As for the Supersonics they are mired between losing streaks at the time of this article and seem to have nowhere to go this NBA season but down, all the way to "team with the highest probability of getting the #1 Pick in the NBA Draft" status. Delonte West makes as many terrible mistakes as things he does well and Wally Szczerbiak rarely gets more points than letters in his last name. Every night something different seems to happen to the Sonics, whether it's blowing a lead or coming out sluggish and facing an insurmountable deficit. A wise man once told me, during the worst part of a basketball season where we worked together, "We won't win unless we want to." The Sonics don't look at all like a team possessed to even have a bit of success from top to bottom. They're a well-oiled machine running on apathy, lubricated by failure.

It isn't as if the Super Sonics had struggled mightily during the past five years. The Sonics were one shot away from forcing a seventh game against the eventual world champion San Antonio Spurs in the 2005 Playoffs, defying more so-called expert predictions. During that 2004-2005 season. Emeka Okafor, of the Charlotte Bobcats compared playing against the Seattle Super Sonics to playing against someone in a video game with "cheat codes". Prior to that, the Sonics made the playoffs in 2002, also, before pawing with mediocrity and injuries in 2003 and 2004 as well as the trading of two superstars: Gary Payton (2003, to Milwaukee, for Ray Allen and Kevin Ollie (which wasn't a bad move) and the later dealing of fan favorite, Desmond Mason (2003 off-season, for table scraps).

But even more importantly, after the 2005 season the Sonics let Nate McMillan get lured away by the Portland Trail Blazers, which was utterly inexcusable considering the coach did an amazing job of getting the team in the playoffs to begin with, not to mention getting something out of Jerome James, which, if McMillan were to be inducted into the Hall of Fame, should be the only thing on his plaque. With Nate's departure, so began a series of Seattle coaches who proved coaches can actually kill teams if they don't make them better: Bob Weiss, Bob Hill, and now P.J. Carleismo (who's only real contribution to our sports landscape as a head coach has been getting choked by Latrell Sprewell) have managed a three-headed coaching carousel that have rarely been able to instill defensive values or the will to be competitive on a nightly basis.

Since McMillan left, the Sonics have been in contention to be the next laughing stock of the NBA, giving the New York Knicks a large fight in that regard. There might not be another season where the Seattle (emphasis on the city) Sonics have a winning, or competitive, record when 82 games have passed. It's getting more and more tempting to shift the whole basketball focus to Portland, where you can drink at strip clubs and not pay sales tax while the Blazers make a game out of it. But to do that now? Come on. There's still a chance Kurt Thomas will be able to help mold both Kevin Durant and Jeff Green into All-Stars, right? Almost as likely as the Sonics' '07-'08 playoff dreams.
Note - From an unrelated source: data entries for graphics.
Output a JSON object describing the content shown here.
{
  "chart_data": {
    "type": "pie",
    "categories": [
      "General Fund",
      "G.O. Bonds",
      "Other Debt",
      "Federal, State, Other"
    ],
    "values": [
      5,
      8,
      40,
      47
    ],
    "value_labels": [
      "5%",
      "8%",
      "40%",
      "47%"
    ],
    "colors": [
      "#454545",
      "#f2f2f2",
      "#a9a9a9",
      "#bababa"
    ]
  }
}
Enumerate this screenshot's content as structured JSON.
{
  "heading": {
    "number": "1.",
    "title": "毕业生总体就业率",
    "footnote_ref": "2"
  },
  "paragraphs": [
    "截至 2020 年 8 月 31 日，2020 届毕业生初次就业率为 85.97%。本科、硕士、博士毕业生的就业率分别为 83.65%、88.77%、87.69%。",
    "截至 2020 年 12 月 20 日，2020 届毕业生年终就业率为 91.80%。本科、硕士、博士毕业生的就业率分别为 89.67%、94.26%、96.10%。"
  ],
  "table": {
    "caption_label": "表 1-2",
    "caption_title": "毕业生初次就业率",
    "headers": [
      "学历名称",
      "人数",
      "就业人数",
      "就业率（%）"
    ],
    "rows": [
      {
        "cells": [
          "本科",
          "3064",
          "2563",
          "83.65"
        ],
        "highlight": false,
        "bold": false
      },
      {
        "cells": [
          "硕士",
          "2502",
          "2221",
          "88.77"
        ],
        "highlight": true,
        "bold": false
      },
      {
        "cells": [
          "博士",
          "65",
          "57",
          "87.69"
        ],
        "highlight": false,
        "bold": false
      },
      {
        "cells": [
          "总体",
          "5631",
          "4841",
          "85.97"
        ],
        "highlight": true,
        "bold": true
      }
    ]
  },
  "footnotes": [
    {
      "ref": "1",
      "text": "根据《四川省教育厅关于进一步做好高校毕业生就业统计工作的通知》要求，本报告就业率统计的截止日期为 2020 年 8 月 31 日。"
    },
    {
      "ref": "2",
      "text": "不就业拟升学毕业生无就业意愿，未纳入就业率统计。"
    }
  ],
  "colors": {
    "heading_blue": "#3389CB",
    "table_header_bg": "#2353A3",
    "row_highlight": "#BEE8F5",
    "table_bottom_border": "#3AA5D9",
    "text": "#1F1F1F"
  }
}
The question is simple: would a season in which the Sonics could even be considered competitive even make a difference in the cynical landscape of Seattle's basketball community? Or have fans given up and are ready to turn their attention further down I-5, where the Blazers bandwagon recently got fitted with 22's?

When a statement in reality is so whacked it wouldn't make sense if it happened in a dream, there's trouble. That's where the basketball mad portion of Seattle's NBA Nation is at right now - both hoping against any hope of a far-fetched dream coming true while at the same time counting down the days until pitchers and catchers report. It's a dreary landscape, which is a far cry from anything resembling success, a concept Seattle's known for. Of course, they're also known for building a huge enterprise then shipping it off to some other state or country while keeping a small semblance of the original idea here. If that is the fate of the Seattle Supersonics, who's WNBA representative, the Storm, is now independently owned and operated, then what a fitting end for the only major sports franchise who's ever given Seattle a championship banner.